La scommessa vinta di Matteo Salvini: rianimare un partito morto, la Lega dal 4 al 18%
Quando diventa segretario della Lega Nord nel dicembre del 2013, Matteo Salvini eredita un partito ai minimi storici, che alle elezioni è sceso al 4%, travolto dagli scandali del ‘cerchio magico' del vecchio leader Umberto Bossi, tra diamanti della Tanzania e la laurea albanese del Trota. Appoggiato da Roberto Maroni, Luca Zaia e Flavio Tosi, la sua era immaginata come una segreteria di transizione. Ora, cinque anni dopo, sappiamo come è andata a finire: Maroni è stato marginalizzato nelle sue ambizioni, Tosi estromesso da tempo, Zaia confinato nel suo feudo in Veneto. Salvini arriva alla guida del Carroccio che il centrodestra è diviso, Berlusconi appoggia il governo tecnico di Mario Monti, e l'eurodeputato si trova di fronte un enorme spazio politico che riesce ad occupare velocissimamente presentandosi come l'unica forza politica di opposizione a destra.
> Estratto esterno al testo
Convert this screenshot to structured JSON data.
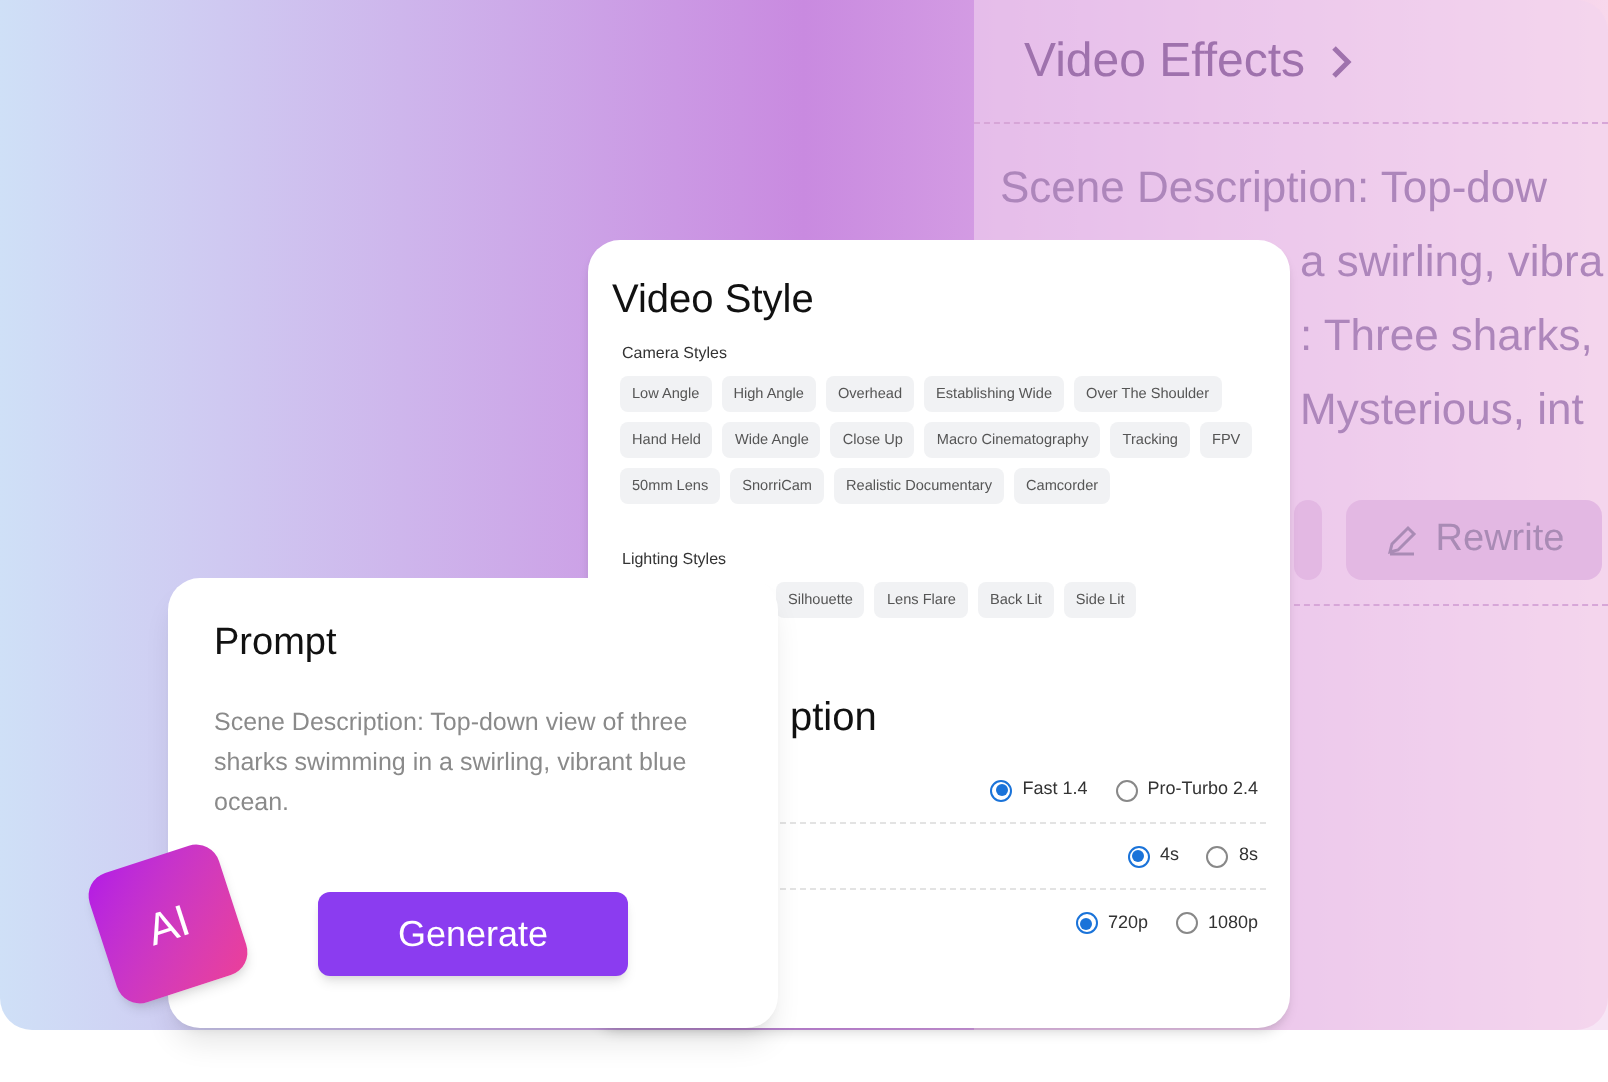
{
  "effects_panel": {
    "title": "Video Effects",
    "lines": [
      {
        "text": "Scene Description: Top-dow"
      },
      {
        "text": "a swirling, vibra"
      },
      {
        "text": ": Three sharks,"
      },
      {
        "text": "Mysterious, int"
      }
    ],
    "buttons": [
      {
        "kind": "plain"
      },
      {
        "label": "Rewrite",
        "kind": "rewrite"
      }
    ]
  },
  "video_style": {
    "title": "Video Style",
    "sections": [
      {
        "title": "Camera Styles",
        "rows": [
          [
            "Low Angle",
            "High Angle",
            "Overhead",
            "Establishing Wide",
            "Over The Shoulder"
          ],
          [
            "Hand Held",
            "Wide Angle",
            "Close Up",
            "Macro Cinematography",
            "Tracking",
            "FPV"
          ],
          [
            "50mm Lens",
            "SnorriCam",
            "Realistic Documentary",
            "Camcorder"
          ]
        ]
      },
      {
        "title": "Lighting Styles",
        "rows": [
          [
            "Silhouette",
            "Lens Flare",
            "Back Lit",
            "Side Lit"
          ]
        ]
      }
    ]
  },
  "video_option": {
    "title": "ption",
    "rows": [
      {
        "choices": [
          {
            "label": "Fast 1.4",
            "selected": true
          },
          {
            "label": "Pro-Turbo 2.4",
            "selected": false
          }
        ]
      },
      {
        "choices": [
          {
            "label": "4s",
            "selected": true
          },
          {
            "label": "8s",
            "selected": false
          }
        ]
      },
      {
        "choices": [
          {
            "label": "720p",
            "selected": true
          },
          {
            "label": "1080p",
            "selected": false
          }
        ]
      }
    ]
  },
  "prompt": {
    "title": "Prompt",
    "text": "Scene Description: Top-down view of three sharks swimming in a swirling, vibrant blue ocean.",
    "button": "Generate"
  },
  "badge": {
    "label": "AI"
  }
}
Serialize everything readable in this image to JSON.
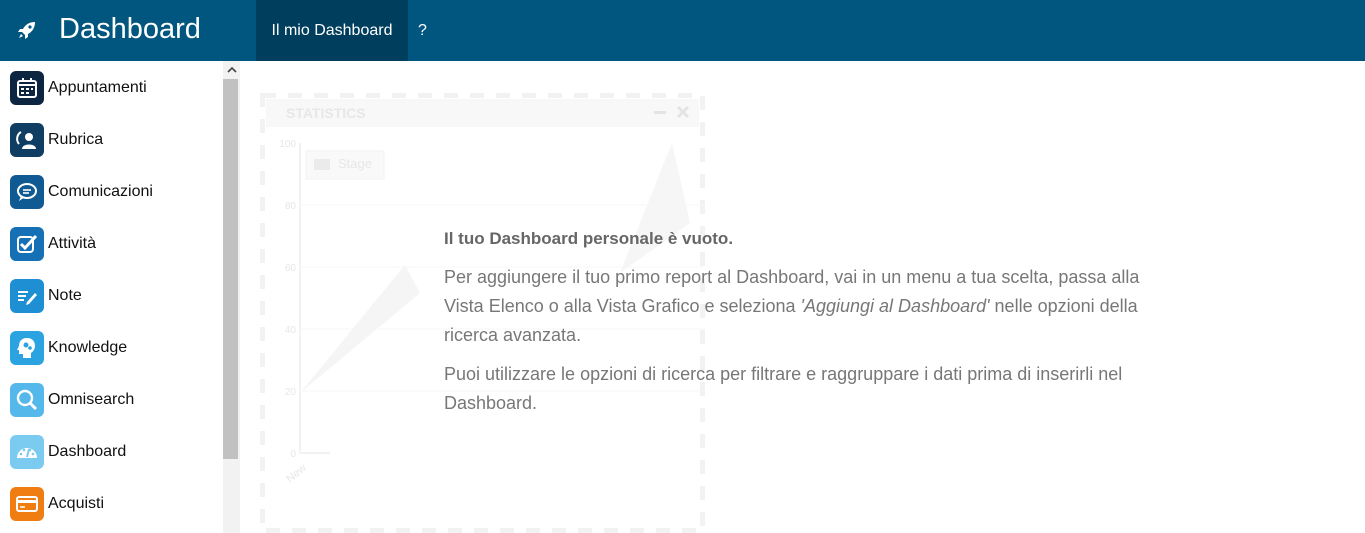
{
  "header": {
    "brand_title": "Dashboard",
    "brand_icon": "rocket-icon",
    "tabs": [
      {
        "label": "Il mio Dashboard",
        "active": true
      },
      {
        "label": "?",
        "active": false
      }
    ],
    "colors": {
      "bar": "#00567f",
      "active_tab": "#003e5d"
    }
  },
  "sidebar": {
    "items": [
      {
        "label": "Appuntamenti",
        "icon": "calendar-icon",
        "color": "#0d2540"
      },
      {
        "label": "Rubrica",
        "icon": "contacts-icon",
        "color": "#103e63"
      },
      {
        "label": "Comunicazioni",
        "icon": "chat-bubble-icon",
        "color": "#0f5a93"
      },
      {
        "label": "Attività",
        "icon": "checkmark-icon",
        "color": "#1570b5"
      },
      {
        "label": "Note",
        "icon": "note-pencil-icon",
        "color": "#1f8fd3"
      },
      {
        "label": "Knowledge",
        "icon": "head-gears-icon",
        "color": "#2aa3e0"
      },
      {
        "label": "Omnisearch",
        "icon": "magnifier-icon",
        "color": "#55b8ea"
      },
      {
        "label": "Dashboard",
        "icon": "gauge-icon",
        "color": "#7bcbf0"
      },
      {
        "label": "Acquisti",
        "icon": "credit-card-icon",
        "color": "#ef7d12"
      }
    ]
  },
  "empty_state": {
    "title": "Il tuo Dashboard personale è vuoto.",
    "p1_before": "Per aggiungere il tuo primo report al Dashboard, vai in un menu a tua scelta, passa alla Vista Elenco o alla Vista Grafico e seleziona ",
    "p1_em": "'Aggiungi al Dashboard'",
    "p1_after": " nelle opzioni della ricerca avanzata.",
    "p2": "Puoi utilizzare le opzioni di ricerca per filtrare e raggruppare i dati prima di inserirli nel Dashboard."
  },
  "ghost_widget": {
    "title": "STATISTICS",
    "legend": "Stage",
    "y_ticks": [
      "100",
      "80",
      "60",
      "40",
      "20",
      "0"
    ],
    "x_label": "New"
  }
}
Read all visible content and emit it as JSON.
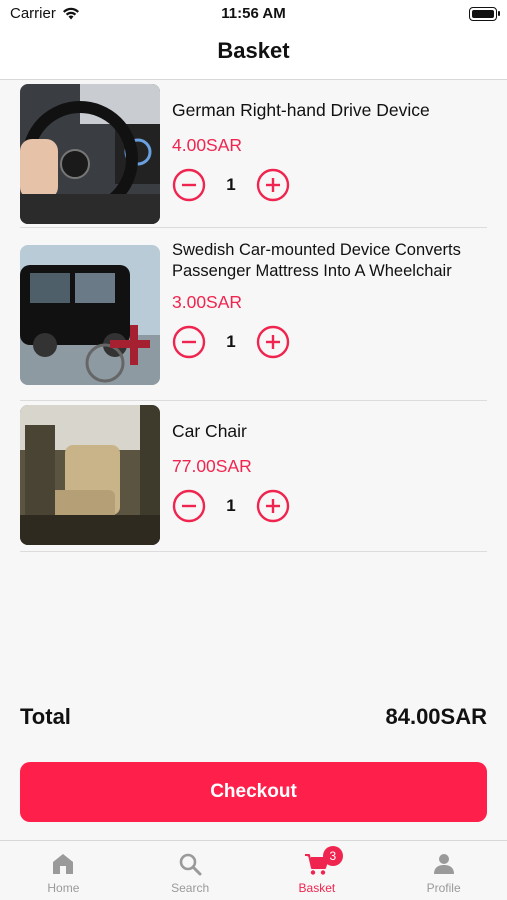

Il neosegretario recupera la retorica anti immigrazione più radicale della Lega degli anni '90 e, contemporaneamente, dà una sterzata decisamente antieuropeista attaccando la tecnocrazia di Bruxelles, invocando l'uscita dall'Euro.
Pochi mesi e passaggi in televisione e subito sarà chiaro a tutti che dentro la Lega non c'è più storia: il paese scopre un nuovo leader. Aggressivo e scamiciato, diretto e concreto, investe in un progetto ambizioso: fare della Lega un partito nazionale e non regionalista, nazionalista e classicamente di destra. Va a scuola da Marine Le Pen e dal Front National, che ha conosciuto all'Europarlamento, mentre invoca la politica della ruspa contro rom, migranti, centri sociali e zecche, impone la parola d'ordine della preferenza nazionale: "Prima gli italiani". Si propone da subito come nuovo leader del centrodestra, capisce che la destra di Giorgia Meloni non ha lo stesso appeal e che Silvio Berlusconi, addomesticato dalla lettera della Bce e messo fuori gioco dai guai giudiziari prima, costretto al Patto del Nazareno da Renzi dopo, dovrà arrendersi alla sua energia.
Oggi, quasi cinque anni dopo, Salvini ha vinto la sua scommessa conquistando il 17,5% dei consensi su scala nazionale, imponendosi come primo partito del centrodestra e rivendicando per sé l'incarico di formare un governo. Un risultato reso possibile dallo sfondamento (per la prima volta), della Lega al Sud Italia: se già in Toscana, Marche e Umbria aveva ottenuto risultati più che apprezzabili, arrivando anche a governare alcuni comuni, la Lega (senza più l'aggettivo ‘Nord'), è con il voto di ieri che la metamorfosi è completata con percentuali sopra il 5% in Campania, Molise, Calabria, Sicilia e Puglia.
Matteo Salvini, assieme al M5s e a Luigi Di Maio, è il vero vincitore di questa tornata elettorale. Un trionfo reso possibile dalla capacità avuta in questi anni di costringere tutti gli avversari a inseguirlo sul suo terreno, dettando l'agenda politica in materia di immigrazione e sicurezza (ovviamente), ma anche sui temi sociali, a cominciare da pensioni e Riforma Fornero, proponendo un'uscita dalla crisi da destra con una ricetta a base di sovranità nazionale. Salvini prima di vincere nelle urne ha vinto nel paese, facendo diventare senso comune in ampi settori della società le parole d'ordine che prima appartenevano solo alla destra radicale, privandole però di un vestito ideologico indigeribile: come spiegare altrimenti che in televisione ormai sia normale parlare di ‘sostituzione etnica', ovvero dell'idea che razionalmente sia in atto un piano per sostituire i popoli ‘originari' dei paesi europei? Il Partito democratico ha capitolato quando Matteo Renzi ha parlato di "aiutarli a casa loro" riferito ai migranti, e poi con le politiche del ministro Minniti, in prima fila nella lotta alle Ong assieme a Di Maio. A questo punto: perché scegliere la brutta copia se si può scegliere l'originale?